Adrastée de Mathieu Bablet est une œuvre qui frappe d'abord par la magnificence de ses illustrations. Les décors et perspectives sont tout bonnement renversants, et pour ceux qui ont apprécié l'exploration labyrinthique de l'univers du manga Blame, vous serez subjugués par les balades visuelles que propose cette bande dessinée. Chaque page est un tableau, un véritable cas d'école que je recommande vivement à tous les néophytes et amateurs de dessin. C'est une BD qui, par sa beauté graphique, se pose en véritable objet d'admiration.
Cependant, cette splendeur visuelle masque difficilement le vide narratif qui traverse l'œuvre. L'histoire, centrée sur le périple d'un roi immortel à la recherche de réponses et d'une fin à son existence, se révèle rapidement vaine et répétitive. Si les thèmes de l'immortalité, du temps qui passe, et de la quête de sens sont fascinants en théorie, ils sont ici traités de manière si diffuse et contemplative qu'ils finissent par perdre leur impact. Le récit manque de profondeur, et les dialogues, souvent philosophiques, ne parviennent pas à véritablement captiver. On a l'impression d'assister à une errance, tant pour le personnage principal que pour le lecteur, dans un voyage qui semble se répéter sans réelle progression.
C'est d'autant plus regrettable que l'univers graphique avait le potentiel de soutenir une narration forte et poignante. Au lieu de cela, on se retrouve face à une série de tableaux magnifiques mais dénués de substance narrative. C'est une œuvre que l'on admire plus qu'on ne la vit, et malgré l'excellence du dessin, le manque de consistance dans l'histoire laisse une impression de vide.
D'ailleurs la mise en page est brillante, l'enchainement de case est loin d'être laissé au hasard et c'est ce qui est d'autant plus frustrant, car on constate qu'il y a là une réelle compétence narrative!

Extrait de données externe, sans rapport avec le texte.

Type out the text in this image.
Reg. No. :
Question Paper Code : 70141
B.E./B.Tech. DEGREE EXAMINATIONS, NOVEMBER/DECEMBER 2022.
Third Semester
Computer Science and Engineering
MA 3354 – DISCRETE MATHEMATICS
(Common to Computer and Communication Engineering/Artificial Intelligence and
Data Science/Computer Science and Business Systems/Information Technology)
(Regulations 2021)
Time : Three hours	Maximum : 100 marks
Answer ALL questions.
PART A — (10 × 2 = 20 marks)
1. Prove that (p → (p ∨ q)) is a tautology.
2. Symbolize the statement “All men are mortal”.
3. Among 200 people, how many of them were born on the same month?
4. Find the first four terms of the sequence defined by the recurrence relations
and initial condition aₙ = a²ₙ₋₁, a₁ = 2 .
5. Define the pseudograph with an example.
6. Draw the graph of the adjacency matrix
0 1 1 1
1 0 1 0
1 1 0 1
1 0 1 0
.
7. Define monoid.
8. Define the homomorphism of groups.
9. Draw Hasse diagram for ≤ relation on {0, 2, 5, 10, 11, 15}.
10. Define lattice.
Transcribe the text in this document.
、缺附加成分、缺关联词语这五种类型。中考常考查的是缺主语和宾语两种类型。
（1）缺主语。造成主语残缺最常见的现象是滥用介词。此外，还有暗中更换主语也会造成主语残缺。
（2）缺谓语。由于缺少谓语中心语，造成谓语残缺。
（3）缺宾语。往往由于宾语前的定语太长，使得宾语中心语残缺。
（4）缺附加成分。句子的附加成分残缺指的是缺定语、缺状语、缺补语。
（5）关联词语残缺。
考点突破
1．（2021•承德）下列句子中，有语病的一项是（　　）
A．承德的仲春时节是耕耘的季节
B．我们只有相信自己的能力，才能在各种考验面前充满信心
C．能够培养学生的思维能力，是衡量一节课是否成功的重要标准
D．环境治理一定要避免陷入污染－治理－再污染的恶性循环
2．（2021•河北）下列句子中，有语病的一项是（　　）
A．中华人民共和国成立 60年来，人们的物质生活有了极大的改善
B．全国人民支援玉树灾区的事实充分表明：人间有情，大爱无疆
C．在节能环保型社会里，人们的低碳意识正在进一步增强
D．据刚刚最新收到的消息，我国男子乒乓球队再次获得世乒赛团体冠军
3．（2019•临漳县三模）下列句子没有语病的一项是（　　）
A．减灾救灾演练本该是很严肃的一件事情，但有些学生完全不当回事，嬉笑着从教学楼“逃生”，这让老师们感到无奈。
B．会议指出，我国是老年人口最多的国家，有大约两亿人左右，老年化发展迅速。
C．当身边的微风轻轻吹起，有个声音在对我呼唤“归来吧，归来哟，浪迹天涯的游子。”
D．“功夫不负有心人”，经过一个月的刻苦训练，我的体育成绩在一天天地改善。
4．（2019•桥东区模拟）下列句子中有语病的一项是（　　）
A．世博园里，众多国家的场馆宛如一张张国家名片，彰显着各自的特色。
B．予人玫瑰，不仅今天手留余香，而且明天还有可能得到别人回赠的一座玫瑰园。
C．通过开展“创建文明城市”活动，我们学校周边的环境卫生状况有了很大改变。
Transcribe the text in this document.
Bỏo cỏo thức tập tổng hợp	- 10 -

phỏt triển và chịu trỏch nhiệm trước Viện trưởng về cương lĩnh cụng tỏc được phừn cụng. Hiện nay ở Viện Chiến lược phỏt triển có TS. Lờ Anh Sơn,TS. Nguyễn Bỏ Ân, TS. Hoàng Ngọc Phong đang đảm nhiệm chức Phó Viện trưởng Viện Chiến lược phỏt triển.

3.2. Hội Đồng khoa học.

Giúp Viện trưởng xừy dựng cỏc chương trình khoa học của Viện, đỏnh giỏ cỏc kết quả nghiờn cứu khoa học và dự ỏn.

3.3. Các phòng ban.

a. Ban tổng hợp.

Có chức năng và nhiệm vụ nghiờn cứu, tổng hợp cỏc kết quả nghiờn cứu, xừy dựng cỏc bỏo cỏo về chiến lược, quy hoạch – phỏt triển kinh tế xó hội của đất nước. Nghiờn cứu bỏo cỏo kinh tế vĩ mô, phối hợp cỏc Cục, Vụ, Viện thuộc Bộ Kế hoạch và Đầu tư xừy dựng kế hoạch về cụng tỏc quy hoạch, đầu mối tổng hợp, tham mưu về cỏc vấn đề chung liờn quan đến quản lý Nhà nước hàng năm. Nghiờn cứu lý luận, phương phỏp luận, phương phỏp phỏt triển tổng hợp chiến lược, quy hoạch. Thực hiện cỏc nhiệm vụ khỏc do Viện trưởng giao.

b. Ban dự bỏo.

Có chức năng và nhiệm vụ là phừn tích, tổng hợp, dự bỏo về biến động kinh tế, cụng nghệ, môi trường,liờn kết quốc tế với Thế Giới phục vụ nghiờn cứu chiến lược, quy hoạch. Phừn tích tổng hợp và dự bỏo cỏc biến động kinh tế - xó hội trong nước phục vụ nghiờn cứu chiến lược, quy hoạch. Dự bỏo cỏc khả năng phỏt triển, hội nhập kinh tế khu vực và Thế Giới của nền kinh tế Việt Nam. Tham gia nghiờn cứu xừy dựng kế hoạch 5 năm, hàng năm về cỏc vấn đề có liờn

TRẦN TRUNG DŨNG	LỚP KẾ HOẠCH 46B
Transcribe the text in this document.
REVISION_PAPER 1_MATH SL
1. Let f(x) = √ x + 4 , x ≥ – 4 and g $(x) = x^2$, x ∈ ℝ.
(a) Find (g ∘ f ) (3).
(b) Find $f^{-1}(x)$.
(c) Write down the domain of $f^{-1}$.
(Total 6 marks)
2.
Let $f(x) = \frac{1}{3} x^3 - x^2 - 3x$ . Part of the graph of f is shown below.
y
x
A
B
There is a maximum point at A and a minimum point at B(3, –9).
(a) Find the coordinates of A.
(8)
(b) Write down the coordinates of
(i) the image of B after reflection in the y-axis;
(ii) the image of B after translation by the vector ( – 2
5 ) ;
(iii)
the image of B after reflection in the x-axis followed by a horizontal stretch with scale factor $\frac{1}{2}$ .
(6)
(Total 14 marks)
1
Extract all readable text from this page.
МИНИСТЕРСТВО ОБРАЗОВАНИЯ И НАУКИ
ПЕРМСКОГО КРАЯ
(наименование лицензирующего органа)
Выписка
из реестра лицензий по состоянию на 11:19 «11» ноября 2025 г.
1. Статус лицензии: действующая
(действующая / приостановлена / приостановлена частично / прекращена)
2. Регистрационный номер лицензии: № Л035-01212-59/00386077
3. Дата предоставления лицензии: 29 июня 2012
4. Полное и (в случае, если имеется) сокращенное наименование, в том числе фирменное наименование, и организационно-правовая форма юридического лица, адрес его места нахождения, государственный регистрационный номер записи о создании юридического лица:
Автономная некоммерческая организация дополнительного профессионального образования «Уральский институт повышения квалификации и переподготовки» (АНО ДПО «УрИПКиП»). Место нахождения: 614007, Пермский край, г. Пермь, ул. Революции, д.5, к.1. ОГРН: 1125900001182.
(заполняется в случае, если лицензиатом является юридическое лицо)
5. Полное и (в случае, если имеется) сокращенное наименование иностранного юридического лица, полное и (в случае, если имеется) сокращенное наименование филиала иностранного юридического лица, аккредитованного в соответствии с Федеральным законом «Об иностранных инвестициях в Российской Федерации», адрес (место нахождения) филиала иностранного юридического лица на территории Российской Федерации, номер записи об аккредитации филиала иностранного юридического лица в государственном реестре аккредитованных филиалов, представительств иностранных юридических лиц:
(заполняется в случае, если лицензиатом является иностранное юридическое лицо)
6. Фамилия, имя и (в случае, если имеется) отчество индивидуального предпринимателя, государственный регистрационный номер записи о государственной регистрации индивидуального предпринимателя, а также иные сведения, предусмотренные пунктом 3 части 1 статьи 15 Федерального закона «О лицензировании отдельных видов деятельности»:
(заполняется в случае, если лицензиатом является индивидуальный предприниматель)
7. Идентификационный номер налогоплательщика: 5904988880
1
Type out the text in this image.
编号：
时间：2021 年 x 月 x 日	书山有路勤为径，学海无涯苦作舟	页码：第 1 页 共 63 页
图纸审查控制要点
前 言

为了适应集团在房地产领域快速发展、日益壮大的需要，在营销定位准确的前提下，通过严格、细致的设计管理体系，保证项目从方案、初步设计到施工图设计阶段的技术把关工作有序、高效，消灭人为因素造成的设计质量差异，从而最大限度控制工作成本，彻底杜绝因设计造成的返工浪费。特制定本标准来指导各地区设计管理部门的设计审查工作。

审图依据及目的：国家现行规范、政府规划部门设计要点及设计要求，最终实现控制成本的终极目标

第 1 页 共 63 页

Adrastée est une bande dessinée où la forme l'emporte largement sur le fond. Les amateurs de belles images y trouveront certainement leur compte, mais ceux qui cherchent une histoire captivante risquent d'être déçus. Pour ma part, bien que subjugué par la beauté des illustrations, je ne peux m'empêcher de ressentir une certaine frustration face à la vacuité narrative.
En revanche, je vous invite très vivement à lire ou a relire les autres BD de Mathieu Bablet, qui a pu corriger le tir et plutôt deux fois qu'une. C'est un pur génie et j'irai très vite chanter mes louanges à ces autres sorties qui m'ont transporté!